The fundamental reason for the presence of peatlands is a positive balance between plant production and decomposition of organic matter. Organic matter accumulates in these systems because prolonged waterlogged conditions result in soil anoxia (i.e. exclusion of oxygen), and under these conditions decomposition rates can be lower than those of primary production, as seen in Figure 8.1. Climate therefore plays an important role in peat accumulation, both directly by affecting plant productivity and decomposition of organic matter, and indirectly through its effects on hydrology, water balance and vegetation composition (for a summary, refer to Yu, Beilman and Jones (2009)). Climate provides broad-scale controls on peatland extent, types and vegetation, and ultimately, ecosystem services such as carbon sequestration and storage, as well as water and hazard regulation (Chapters 4 and 5). Peatlands can therefore play a vital role in ecosystem-based adaptation in helping society mitigate and adapt to climate change.

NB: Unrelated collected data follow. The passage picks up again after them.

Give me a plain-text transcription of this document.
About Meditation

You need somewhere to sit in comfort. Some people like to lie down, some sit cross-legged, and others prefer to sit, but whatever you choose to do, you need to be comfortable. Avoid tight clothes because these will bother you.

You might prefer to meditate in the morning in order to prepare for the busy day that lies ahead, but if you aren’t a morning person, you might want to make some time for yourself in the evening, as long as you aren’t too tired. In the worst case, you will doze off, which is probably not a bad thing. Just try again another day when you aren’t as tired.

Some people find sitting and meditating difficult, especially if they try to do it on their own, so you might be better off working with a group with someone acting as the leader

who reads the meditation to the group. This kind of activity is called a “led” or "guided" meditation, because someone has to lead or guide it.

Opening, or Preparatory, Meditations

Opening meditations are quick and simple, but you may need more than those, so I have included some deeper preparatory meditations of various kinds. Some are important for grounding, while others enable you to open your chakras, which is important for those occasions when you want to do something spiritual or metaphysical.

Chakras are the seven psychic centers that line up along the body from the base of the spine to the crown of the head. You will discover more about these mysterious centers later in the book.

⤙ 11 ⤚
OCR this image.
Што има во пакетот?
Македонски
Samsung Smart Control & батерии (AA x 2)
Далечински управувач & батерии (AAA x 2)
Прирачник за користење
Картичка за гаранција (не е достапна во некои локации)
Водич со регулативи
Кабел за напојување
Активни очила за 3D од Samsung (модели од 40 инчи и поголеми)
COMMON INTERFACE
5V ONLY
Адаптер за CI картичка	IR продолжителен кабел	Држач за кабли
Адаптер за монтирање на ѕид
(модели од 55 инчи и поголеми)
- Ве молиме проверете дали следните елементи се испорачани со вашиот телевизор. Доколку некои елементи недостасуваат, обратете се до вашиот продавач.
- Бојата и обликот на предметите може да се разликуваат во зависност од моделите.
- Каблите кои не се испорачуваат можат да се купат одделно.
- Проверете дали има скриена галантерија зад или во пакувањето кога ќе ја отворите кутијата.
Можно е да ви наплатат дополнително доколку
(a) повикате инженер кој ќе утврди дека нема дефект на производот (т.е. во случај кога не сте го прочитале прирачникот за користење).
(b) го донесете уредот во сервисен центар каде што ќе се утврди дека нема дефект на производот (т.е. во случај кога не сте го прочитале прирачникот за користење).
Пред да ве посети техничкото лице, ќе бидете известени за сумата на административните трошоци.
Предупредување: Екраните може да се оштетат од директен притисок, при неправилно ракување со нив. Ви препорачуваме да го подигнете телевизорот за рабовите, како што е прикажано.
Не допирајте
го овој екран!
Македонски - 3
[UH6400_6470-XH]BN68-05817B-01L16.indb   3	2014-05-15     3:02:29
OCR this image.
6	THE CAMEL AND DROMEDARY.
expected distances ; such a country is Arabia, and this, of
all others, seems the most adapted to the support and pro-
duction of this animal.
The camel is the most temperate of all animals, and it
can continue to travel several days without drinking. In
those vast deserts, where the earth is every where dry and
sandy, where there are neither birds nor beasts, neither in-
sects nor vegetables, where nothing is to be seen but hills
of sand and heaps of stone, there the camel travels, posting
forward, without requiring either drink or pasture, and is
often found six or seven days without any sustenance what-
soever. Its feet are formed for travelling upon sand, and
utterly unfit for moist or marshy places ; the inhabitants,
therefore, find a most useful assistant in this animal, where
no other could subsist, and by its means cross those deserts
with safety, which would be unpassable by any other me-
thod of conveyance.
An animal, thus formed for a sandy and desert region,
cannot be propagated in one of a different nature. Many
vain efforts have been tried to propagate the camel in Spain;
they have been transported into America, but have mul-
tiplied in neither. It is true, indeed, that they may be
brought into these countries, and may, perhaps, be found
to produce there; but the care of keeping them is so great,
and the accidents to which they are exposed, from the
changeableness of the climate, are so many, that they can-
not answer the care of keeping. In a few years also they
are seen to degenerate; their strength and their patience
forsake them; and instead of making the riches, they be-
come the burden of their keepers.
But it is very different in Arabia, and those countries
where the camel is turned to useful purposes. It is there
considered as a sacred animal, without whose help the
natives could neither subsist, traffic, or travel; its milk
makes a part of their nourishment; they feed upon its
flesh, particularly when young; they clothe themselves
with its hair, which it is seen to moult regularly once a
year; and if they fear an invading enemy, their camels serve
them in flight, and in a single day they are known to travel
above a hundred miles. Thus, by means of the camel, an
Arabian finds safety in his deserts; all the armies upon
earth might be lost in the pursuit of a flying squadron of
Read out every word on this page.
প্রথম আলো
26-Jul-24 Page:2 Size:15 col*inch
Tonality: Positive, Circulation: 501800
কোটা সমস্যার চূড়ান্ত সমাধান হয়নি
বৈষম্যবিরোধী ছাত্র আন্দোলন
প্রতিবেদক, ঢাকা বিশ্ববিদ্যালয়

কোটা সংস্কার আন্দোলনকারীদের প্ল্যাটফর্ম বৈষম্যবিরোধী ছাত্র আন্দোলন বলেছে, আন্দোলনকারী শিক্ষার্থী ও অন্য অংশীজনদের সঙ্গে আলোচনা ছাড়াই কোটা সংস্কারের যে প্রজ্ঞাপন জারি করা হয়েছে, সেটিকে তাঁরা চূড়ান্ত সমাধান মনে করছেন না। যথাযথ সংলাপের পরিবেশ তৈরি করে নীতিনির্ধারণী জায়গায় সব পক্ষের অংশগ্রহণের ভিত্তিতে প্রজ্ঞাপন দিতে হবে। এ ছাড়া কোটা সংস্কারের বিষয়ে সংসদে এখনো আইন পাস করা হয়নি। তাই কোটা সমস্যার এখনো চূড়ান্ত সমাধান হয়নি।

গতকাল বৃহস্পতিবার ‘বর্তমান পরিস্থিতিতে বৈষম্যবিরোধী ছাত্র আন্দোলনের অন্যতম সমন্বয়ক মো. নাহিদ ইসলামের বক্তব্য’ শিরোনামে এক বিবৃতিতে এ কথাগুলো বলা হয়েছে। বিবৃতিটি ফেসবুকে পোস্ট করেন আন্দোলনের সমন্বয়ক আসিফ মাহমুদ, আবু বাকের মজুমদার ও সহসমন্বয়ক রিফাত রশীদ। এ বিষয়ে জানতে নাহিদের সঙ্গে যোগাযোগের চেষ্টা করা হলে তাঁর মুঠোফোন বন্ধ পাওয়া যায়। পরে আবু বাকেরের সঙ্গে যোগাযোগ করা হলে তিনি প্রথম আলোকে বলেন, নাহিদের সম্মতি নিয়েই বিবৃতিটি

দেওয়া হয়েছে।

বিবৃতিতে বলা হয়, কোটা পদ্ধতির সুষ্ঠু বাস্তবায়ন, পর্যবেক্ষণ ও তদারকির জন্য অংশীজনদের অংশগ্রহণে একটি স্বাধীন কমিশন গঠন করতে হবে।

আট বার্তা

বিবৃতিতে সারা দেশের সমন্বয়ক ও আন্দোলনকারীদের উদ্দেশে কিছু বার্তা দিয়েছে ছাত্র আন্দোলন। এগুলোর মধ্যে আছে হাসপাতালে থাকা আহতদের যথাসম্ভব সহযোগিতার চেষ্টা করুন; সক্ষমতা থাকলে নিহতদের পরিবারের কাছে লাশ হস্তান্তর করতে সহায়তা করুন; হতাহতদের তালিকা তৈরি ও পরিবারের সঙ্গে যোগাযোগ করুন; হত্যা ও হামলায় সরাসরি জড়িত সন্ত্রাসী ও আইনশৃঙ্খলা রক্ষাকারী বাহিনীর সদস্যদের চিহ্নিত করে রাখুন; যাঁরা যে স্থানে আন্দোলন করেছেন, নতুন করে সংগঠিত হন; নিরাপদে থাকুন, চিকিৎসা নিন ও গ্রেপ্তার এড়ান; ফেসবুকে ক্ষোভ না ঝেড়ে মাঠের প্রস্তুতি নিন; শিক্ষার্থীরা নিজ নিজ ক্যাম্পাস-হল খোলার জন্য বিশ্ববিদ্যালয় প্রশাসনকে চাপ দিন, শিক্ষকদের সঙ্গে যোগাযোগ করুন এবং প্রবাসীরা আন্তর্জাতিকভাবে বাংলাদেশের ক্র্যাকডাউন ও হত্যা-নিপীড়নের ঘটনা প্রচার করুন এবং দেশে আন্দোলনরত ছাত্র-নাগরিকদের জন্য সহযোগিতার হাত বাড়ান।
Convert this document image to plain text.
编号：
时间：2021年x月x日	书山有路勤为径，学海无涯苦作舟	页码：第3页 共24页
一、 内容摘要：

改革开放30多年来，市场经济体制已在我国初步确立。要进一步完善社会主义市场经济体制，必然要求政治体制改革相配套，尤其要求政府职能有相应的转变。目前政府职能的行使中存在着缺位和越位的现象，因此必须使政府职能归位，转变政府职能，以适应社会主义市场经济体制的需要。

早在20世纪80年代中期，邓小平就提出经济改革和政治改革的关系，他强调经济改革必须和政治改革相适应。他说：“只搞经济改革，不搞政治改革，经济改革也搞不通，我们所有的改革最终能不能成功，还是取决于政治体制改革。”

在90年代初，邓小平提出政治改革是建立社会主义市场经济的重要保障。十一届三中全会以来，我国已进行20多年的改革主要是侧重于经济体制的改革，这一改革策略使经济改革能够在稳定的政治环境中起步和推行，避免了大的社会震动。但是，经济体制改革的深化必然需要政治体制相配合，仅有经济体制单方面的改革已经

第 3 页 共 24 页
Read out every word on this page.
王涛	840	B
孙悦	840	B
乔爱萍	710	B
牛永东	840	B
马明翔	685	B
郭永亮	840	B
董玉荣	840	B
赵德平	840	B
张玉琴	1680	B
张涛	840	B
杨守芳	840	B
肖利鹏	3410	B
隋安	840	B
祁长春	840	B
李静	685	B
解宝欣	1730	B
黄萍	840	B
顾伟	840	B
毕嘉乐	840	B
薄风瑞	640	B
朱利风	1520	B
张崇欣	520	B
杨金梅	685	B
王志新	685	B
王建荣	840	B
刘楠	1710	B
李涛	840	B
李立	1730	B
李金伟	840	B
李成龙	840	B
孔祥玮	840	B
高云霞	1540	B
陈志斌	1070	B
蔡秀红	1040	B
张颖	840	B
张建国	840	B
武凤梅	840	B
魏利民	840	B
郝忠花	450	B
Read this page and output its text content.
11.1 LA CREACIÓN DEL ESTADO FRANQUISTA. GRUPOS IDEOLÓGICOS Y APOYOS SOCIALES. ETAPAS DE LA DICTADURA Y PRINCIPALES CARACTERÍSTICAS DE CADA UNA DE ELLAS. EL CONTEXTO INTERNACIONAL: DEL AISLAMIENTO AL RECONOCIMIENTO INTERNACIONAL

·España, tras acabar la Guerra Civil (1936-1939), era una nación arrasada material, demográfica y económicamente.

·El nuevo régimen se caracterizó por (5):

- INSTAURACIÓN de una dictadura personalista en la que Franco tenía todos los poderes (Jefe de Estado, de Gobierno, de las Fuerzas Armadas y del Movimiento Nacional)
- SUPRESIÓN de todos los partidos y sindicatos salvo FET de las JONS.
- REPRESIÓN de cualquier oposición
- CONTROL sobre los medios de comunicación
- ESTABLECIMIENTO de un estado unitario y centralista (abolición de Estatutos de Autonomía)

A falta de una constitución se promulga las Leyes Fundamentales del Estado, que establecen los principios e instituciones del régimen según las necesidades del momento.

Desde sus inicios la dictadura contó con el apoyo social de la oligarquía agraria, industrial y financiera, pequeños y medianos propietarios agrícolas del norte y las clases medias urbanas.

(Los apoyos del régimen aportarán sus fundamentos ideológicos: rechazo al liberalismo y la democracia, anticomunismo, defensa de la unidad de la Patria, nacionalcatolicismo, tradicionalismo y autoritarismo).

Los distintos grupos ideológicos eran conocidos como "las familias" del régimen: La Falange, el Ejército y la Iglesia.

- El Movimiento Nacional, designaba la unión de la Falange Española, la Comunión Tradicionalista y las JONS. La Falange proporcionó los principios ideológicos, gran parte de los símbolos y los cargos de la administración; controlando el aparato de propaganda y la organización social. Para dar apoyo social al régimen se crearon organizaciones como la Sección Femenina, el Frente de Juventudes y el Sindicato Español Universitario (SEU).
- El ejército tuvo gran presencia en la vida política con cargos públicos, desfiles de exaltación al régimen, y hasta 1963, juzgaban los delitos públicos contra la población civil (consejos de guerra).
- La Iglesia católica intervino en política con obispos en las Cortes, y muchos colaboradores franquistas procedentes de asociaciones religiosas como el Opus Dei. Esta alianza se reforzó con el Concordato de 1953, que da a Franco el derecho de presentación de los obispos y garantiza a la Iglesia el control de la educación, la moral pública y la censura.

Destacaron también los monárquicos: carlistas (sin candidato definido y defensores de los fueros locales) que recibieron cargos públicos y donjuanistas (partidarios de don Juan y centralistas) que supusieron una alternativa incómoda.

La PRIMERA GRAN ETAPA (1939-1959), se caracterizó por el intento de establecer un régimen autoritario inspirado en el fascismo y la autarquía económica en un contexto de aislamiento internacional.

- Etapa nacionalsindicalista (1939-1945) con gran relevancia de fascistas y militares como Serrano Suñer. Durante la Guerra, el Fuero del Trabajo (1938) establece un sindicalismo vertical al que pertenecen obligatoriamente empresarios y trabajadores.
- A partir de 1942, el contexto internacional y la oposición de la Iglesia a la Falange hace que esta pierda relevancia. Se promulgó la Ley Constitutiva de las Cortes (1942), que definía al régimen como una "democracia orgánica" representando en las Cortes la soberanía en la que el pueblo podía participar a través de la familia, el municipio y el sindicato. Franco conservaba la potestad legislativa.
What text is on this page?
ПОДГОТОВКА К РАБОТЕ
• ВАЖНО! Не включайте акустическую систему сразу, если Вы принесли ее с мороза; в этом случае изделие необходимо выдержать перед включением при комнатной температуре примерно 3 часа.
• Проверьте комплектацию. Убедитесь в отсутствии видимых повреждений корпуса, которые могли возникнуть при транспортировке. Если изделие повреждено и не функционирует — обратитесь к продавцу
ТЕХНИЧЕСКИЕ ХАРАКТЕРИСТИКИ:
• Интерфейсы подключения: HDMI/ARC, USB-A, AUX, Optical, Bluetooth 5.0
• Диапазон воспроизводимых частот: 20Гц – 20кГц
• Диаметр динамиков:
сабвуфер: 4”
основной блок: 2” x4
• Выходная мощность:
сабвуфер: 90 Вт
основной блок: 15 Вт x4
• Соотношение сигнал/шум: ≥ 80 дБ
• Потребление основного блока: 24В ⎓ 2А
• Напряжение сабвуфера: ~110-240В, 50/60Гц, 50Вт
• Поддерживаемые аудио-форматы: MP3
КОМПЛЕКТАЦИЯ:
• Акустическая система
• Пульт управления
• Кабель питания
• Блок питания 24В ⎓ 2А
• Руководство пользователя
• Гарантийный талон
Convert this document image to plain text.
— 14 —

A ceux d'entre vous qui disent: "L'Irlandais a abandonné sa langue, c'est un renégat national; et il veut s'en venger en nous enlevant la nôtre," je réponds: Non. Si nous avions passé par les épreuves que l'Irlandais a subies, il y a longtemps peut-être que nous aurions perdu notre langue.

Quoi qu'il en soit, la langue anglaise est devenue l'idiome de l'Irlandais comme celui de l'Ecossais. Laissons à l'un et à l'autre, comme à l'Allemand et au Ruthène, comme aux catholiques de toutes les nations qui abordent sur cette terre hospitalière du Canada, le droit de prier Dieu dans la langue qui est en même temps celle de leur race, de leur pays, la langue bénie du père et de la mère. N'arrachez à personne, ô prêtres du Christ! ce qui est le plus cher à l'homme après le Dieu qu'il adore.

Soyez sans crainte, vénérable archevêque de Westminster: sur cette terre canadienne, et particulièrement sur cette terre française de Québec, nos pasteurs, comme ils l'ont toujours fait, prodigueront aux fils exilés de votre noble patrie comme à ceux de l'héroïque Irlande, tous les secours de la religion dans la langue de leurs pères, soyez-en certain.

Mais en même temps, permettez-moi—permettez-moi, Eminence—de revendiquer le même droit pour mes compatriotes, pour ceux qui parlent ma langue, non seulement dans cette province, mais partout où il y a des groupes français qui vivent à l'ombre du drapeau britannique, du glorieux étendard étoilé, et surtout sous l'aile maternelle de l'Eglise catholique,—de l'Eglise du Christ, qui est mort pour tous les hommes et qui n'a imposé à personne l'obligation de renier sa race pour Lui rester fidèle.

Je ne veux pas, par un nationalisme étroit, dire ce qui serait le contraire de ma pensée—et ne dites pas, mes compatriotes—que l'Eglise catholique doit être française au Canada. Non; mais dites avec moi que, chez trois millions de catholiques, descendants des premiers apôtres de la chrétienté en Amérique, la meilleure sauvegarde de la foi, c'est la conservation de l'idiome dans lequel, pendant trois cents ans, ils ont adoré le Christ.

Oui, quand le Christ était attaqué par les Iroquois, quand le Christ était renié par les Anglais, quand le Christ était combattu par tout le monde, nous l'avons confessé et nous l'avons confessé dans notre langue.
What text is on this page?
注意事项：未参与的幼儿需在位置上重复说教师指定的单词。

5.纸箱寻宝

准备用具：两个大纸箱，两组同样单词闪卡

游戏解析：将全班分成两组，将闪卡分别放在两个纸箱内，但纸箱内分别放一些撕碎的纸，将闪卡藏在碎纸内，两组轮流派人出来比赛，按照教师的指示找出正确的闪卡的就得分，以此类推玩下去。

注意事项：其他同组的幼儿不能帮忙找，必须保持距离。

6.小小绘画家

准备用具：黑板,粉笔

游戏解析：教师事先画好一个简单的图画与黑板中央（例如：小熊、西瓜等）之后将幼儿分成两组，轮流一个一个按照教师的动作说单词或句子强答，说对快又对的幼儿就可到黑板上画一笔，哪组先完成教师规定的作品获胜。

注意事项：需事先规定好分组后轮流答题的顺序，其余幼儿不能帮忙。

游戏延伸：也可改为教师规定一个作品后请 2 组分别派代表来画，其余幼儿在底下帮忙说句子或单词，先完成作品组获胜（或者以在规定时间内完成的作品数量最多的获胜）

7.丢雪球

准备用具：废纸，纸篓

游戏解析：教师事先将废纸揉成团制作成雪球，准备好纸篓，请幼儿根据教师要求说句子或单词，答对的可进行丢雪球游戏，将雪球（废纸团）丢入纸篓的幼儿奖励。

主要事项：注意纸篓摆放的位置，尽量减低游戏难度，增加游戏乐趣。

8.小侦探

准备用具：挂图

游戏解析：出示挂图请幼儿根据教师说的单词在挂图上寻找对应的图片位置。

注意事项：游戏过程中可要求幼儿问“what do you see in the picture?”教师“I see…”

Future climate change is likely to alter the hydrology and soil temperature of peatlands, with far-reaching consequences for their biodiversity, ecology and biogeochemistry, and interactions with the Earth system. For example, the possibility of drier conditions allowing peat erosion and increases in CO2 emissions that would result in a positive feedback to climate change (Turetsky 2010). Peatlands that have been damaged by human activity are more vulnerable to climate-induced changes in hydrology and temperature, but suitable management strategies may make them more resilient to changes and help to stabilise the delivery of ecosystem services (Chapter 1).

This chapter describes the interactions between climate and peatlands in three sections. The first section explains how present climate influences peatlands, by documenting how climate limits peatland geographical extent globally, and how bioclimatic envelope models can predict peatland extent. We indicate how each type of peatland is linked to a specific climate range, and introduce the concept of how climate controls peatland ecosystem function and services. The second section looks into the past. It describes how peat preserves a record of past climates and environmental conditions that can be deciphered to reveal the history of peatland vegetation, hydrology and carbon accumulation changes in relation to past changes in climate. We highlight lessons that can be learned from the palaeo-record preserved in peat.